Mabel Green first came to attention in the English adaptation of André Messager's The Little Michus (1905), with Adrienne Augarde; the reviewer in The Observer found Green and Augarde's performances "refreshing," "singing and acting as they did with a girlish abandon and an absence of effort." Later stage appearances came for Green in The Dairymaids (1907), The Florentine Tragedy (1909), The Balkan Princess (1910), and in pantomimes Cinderella (1920–1921), Tom, Tom, the Piper's Son (1921–1922), and The Co-optimists (1924). She was popular as a subject of postcard photographs and other memorabilia.

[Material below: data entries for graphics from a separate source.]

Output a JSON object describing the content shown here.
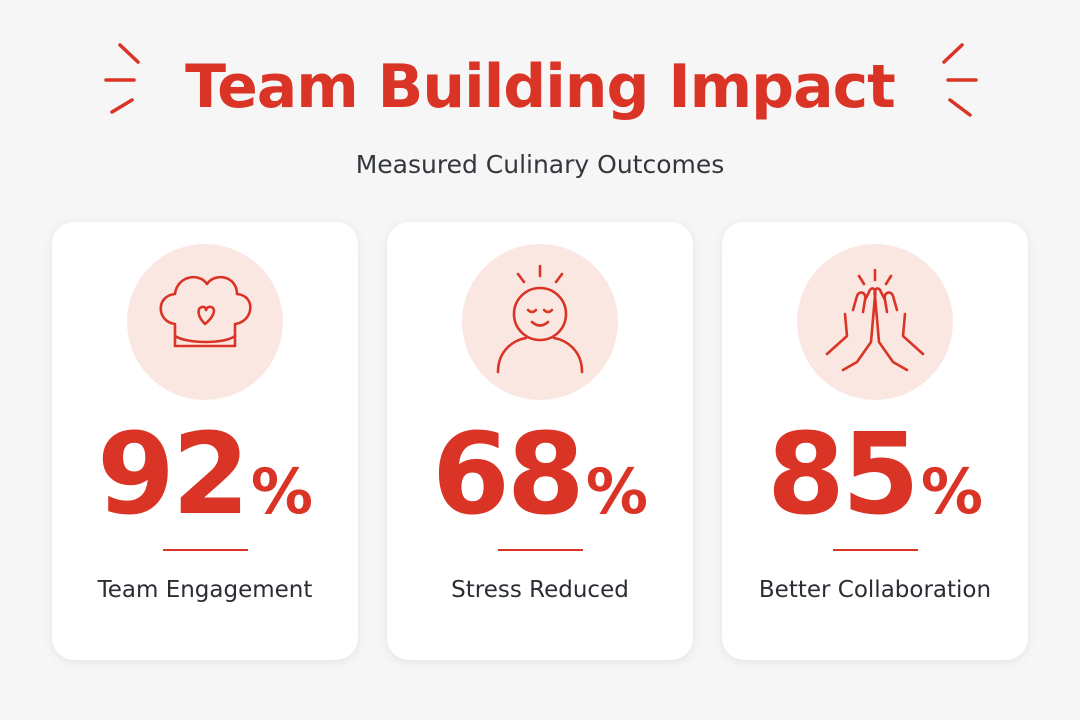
{
  "header": {
    "title": "Team Building Impact",
    "subtitle": "Measured Culinary Outcomes"
  },
  "cards": [
    {
      "value": 92,
      "unit": "%",
      "label": "Team Engagement"
    },
    {
      "value": 68,
      "unit": "%",
      "label": "Stress Reduced"
    },
    {
      "value": 85,
      "unit": "%",
      "label": "Better Collaboration"
    }
  ]
}
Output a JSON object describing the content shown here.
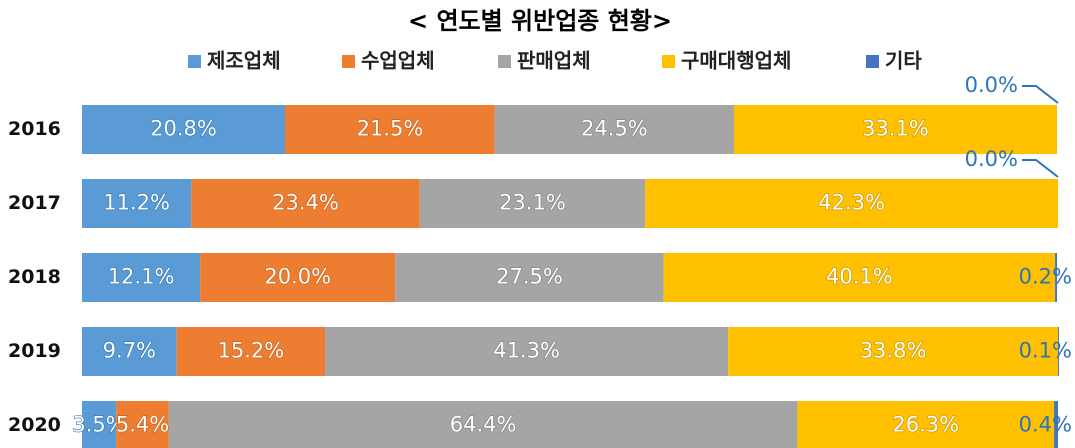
{
  "chart_data": {
    "type": "bar",
    "orientation": "horizontal",
    "stacked": true,
    "title": "< 연도별 위반업종 현황>",
    "categories": [
      "2016",
      "2017",
      "2018",
      "2019",
      "2020"
    ],
    "xlim": [
      0,
      100
    ],
    "legend": "top",
    "series": [
      {
        "name": "제조업체",
        "color": "#5b9bd5",
        "values": [
          20.8,
          11.2,
          12.1,
          9.7,
          3.5
        ],
        "value_labels": [
          "20.8%",
          "11.2%",
          "12.1%",
          "9.7%",
          "3.5%"
        ]
      },
      {
        "name": "수업업체",
        "color": "#ed7d31",
        "values": [
          21.5,
          23.4,
          20.0,
          15.2,
          5.4
        ],
        "value_labels": [
          "21.5%",
          "23.4%",
          "20.0%",
          "15.2%",
          "5.4%"
        ]
      },
      {
        "name": "판매업체",
        "color": "#a5a5a5",
        "values": [
          24.5,
          23.1,
          27.5,
          41.3,
          64.4
        ],
        "value_labels": [
          "24.5%",
          "23.1%",
          "27.5%",
          "41.3%",
          "64.4%"
        ]
      },
      {
        "name": "구매대행업체",
        "color": "#ffc000",
        "values": [
          33.1,
          42.3,
          40.1,
          33.8,
          26.3
        ],
        "value_labels": [
          "33.1%",
          "42.3%",
          "40.1%",
          "33.8%",
          "26.3%"
        ]
      },
      {
        "name": "기타",
        "color": "#4472c4",
        "values": [
          0.0,
          0.0,
          0.2,
          0.1,
          0.4
        ],
        "value_labels": [
          "0.0%",
          "0.0%",
          "0.2%",
          "0.1%",
          "0.4%"
        ]
      }
    ]
  }
}
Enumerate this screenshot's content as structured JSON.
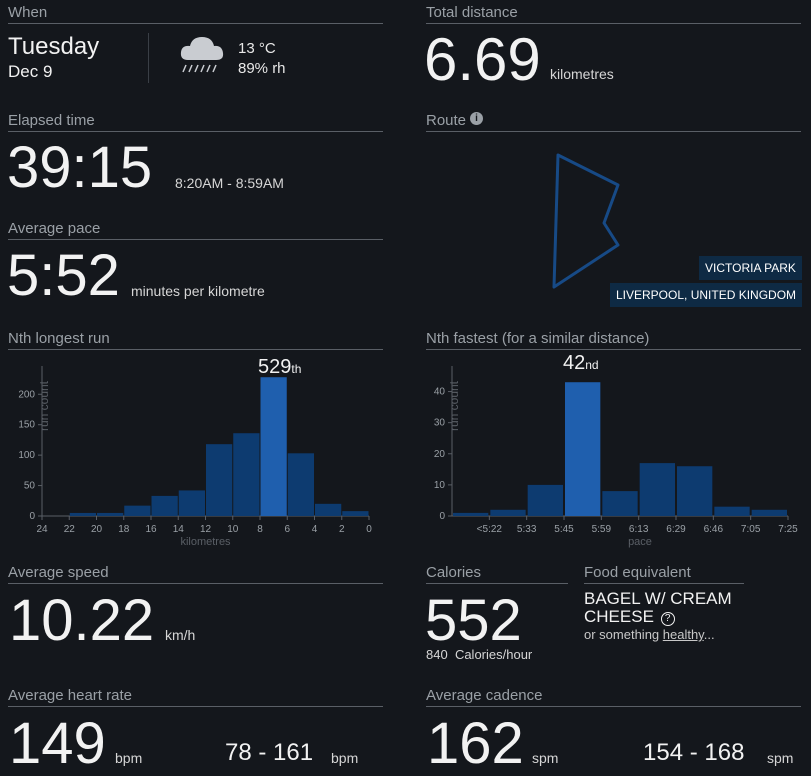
{
  "when": {
    "title": "When",
    "day": "Tuesday",
    "date": "Dec 9",
    "temp": "13 °C",
    "humidity": "89% rh",
    "weather_icon": "rain-cloud-icon"
  },
  "distance": {
    "title": "Total distance",
    "value": "6.69",
    "unit": "kilometres"
  },
  "elapsed": {
    "title": "Elapsed time",
    "value": "39:15",
    "range": "8:20AM - 8:59AM"
  },
  "route": {
    "title": "Route",
    "info_icon": "info-icon",
    "place": "VICTORIA PARK",
    "city": "LIVERPOOL, UNITED KINGDOM"
  },
  "pace": {
    "title": "Average pace",
    "value": "5:52",
    "unit": "minutes per kilometre"
  },
  "longest": {
    "title": "Nth longest run",
    "rank": "529",
    "suffix": "th"
  },
  "fastest": {
    "title": "Nth fastest (for a similar distance)",
    "rank": "42",
    "suffix": "nd"
  },
  "speed": {
    "title": "Average speed",
    "value": "10.22",
    "unit": "km/h"
  },
  "calories": {
    "title": "Calories",
    "value": "552",
    "rate": "840",
    "rate_unit": "Calories/hour"
  },
  "food": {
    "title": "Food equivalent",
    "line1": "BAGEL W/ CREAM",
    "line2": "CHEESE",
    "help_icon": "question-circle-icon",
    "alt_prefix": "or something ",
    "alt_link": "healthy",
    "alt_suffix": "..."
  },
  "heart": {
    "title": "Average heart rate",
    "value": "149",
    "unit": "bpm",
    "range": "78 - 161",
    "range_unit": "bpm"
  },
  "cadence": {
    "title": "Average cadence",
    "value": "162",
    "unit": "spm",
    "range": "154 - 168",
    "range_unit": "spm"
  },
  "chart_data": [
    {
      "type": "bar",
      "xlabel": "kilometres",
      "ylabel": "run count",
      "ylim": [
        0,
        230
      ],
      "yticks": [
        0,
        50,
        100,
        150,
        200
      ],
      "xticks": [
        "24",
        "22",
        "20",
        "18",
        "16",
        "14",
        "12",
        "10",
        "8",
        "6",
        "4",
        "2",
        "0"
      ],
      "bins": [
        [
          22,
          20
        ],
        [
          20,
          18
        ],
        [
          18,
          16
        ],
        [
          16,
          14
        ],
        [
          14,
          12
        ],
        [
          12,
          10
        ],
        [
          10,
          8
        ],
        [
          8,
          6
        ],
        [
          6,
          4
        ],
        [
          4,
          2
        ],
        [
          2,
          0
        ]
      ],
      "values": [
        5,
        5,
        17,
        33,
        42,
        118,
        136,
        228,
        103,
        20,
        8
      ],
      "highlight_index": 7,
      "color": "#0d3b70",
      "highlight_color": "#1f5fae",
      "grid": false
    },
    {
      "type": "bar",
      "xlabel": "pace",
      "ylabel": "run count",
      "ylim": [
        0,
        45
      ],
      "yticks": [
        0,
        10,
        20,
        30,
        40
      ],
      "xticks": [
        "<5:22",
        "5:33",
        "5:45",
        "5:59",
        "6:13",
        "6:29",
        "6:46",
        "7:05",
        "7:25"
      ],
      "values": [
        1,
        2,
        10,
        43,
        8,
        17,
        16,
        3,
        2
      ],
      "highlight_index": 3,
      "color": "#0d3b70",
      "highlight_color": "#1f5fae",
      "grid": false
    }
  ]
}
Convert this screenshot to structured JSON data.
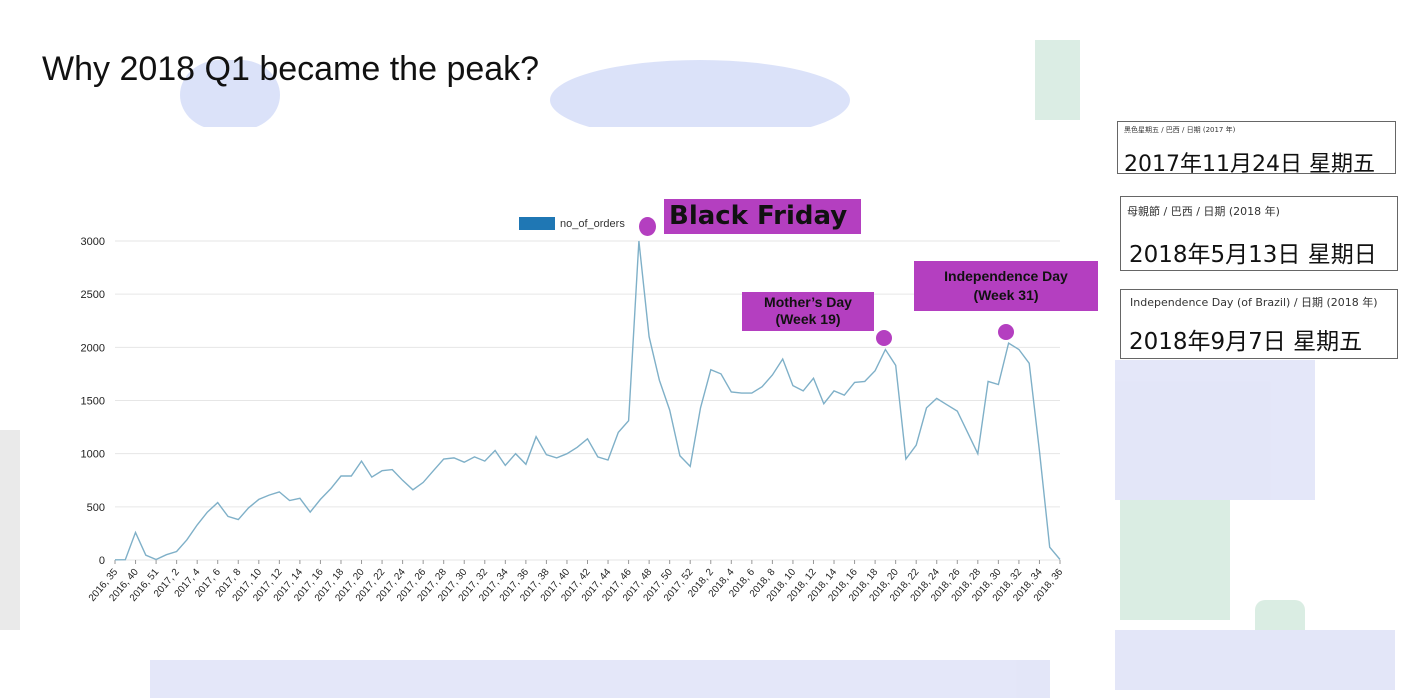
{
  "slide": {
    "title": "Why 2018 Q1 became the peak?"
  },
  "colors": {
    "line": "#7fb0c8",
    "legend_swatch": "#1f77b4",
    "callout": "#b43fc0",
    "grid": "#e6e6e6"
  },
  "chart_data": {
    "type": "line",
    "title": "",
    "xlabel": "",
    "ylabel": "",
    "ylim": [
      0,
      3000
    ],
    "y_ticks": [
      0,
      500,
      1000,
      1500,
      2000,
      2500,
      3000
    ],
    "grid": true,
    "legend_position": "top-center",
    "x_tick_labels": [
      "2016, 35",
      "2016, 40",
      "2016, 51",
      "2017, 2",
      "2017, 4",
      "2017, 6",
      "2017, 8",
      "2017, 10",
      "2017, 12",
      "2017, 14",
      "2017, 16",
      "2017, 18",
      "2017, 20",
      "2017, 22",
      "2017, 24",
      "2017, 26",
      "2017, 28",
      "2017, 30",
      "2017, 32",
      "2017, 34",
      "2017, 36",
      "2017, 38",
      "2017, 40",
      "2017, 42",
      "2017, 44",
      "2017, 46",
      "2017, 48",
      "2017, 50",
      "2017, 52",
      "2018, 2",
      "2018, 4",
      "2018, 6",
      "2018, 8",
      "2018, 10",
      "2018, 12",
      "2018, 14",
      "2018, 16",
      "2018, 18",
      "2018, 20",
      "2018, 22",
      "2018, 24",
      "2018, 26",
      "2018, 28",
      "2018, 30",
      "2018, 32",
      "2018, 34",
      "2018, 36"
    ],
    "series": [
      {
        "name": "no_of_orders",
        "values": [
          2,
          3,
          260,
          45,
          5,
          50,
          80,
          190,
          330,
          450,
          540,
          410,
          380,
          490,
          570,
          610,
          640,
          560,
          580,
          450,
          570,
          670,
          790,
          790,
          930,
          780,
          840,
          850,
          750,
          660,
          730,
          840,
          950,
          960,
          920,
          970,
          930,
          1030,
          890,
          1000,
          900,
          1160,
          990,
          960,
          1000,
          1060,
          1140,
          970,
          940,
          1200,
          1310,
          3000,
          2100,
          1690,
          1410,
          980,
          880,
          1430,
          1790,
          1750,
          1580,
          1570,
          1570,
          1630,
          1740,
          1890,
          1640,
          1590,
          1710,
          1470,
          1590,
          1550,
          1670,
          1680,
          1780,
          1980,
          1830,
          950,
          1080,
          1430,
          1520,
          1460,
          1400,
          1200,
          1000,
          1680,
          1650,
          2040,
          1980,
          1850,
          1020,
          120,
          5
        ]
      }
    ]
  },
  "callouts": {
    "black_friday": "Black Friday",
    "mothers_day": "Mother’s Day\n(Week 19)",
    "independence_day": "Independence Day\n(Week 31)"
  },
  "date_cards": [
    {
      "caption": "黑色星期五 / 巴西 / 日期 (2017 年)",
      "date": "2017年11月24日 星期五"
    },
    {
      "caption": "母親節 / 巴西 / 日期 (2018 年)",
      "date": "2018年5月13日 星期日"
    },
    {
      "caption": "Independence Day (of Brazil) / 日期 (2018 年)",
      "date": "2018年9月7日 星期五"
    }
  ]
}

In 1911 Green sang at the Tivoli music hall. Her performances there were not so well-received as her other work, with the Guardian reviewer commenting that "Mabel Green has a nice, sweet voice, a pretty smile, and some other qualities, but you cannot feel that there is any meaning in the gentle sentiments she sings about."

Green was an early motoring enthusiast, posing for photographs with her REO Landaulette in 1907.

== Personal life ==
Mabel Green married three times. Her first husband was Tom Stanley Steel; they married in South Africa in 1912. They divorced in 1917. Her second husband was Prussian-born Julius Sigismund Wetzlar, deputy chairman of the Anglo American Corporation of South Africa. He died in 1938. Her third husband was Zante Gower Burmester; they married in 1940. He died in 1971. She died in 1975, aged 88 years.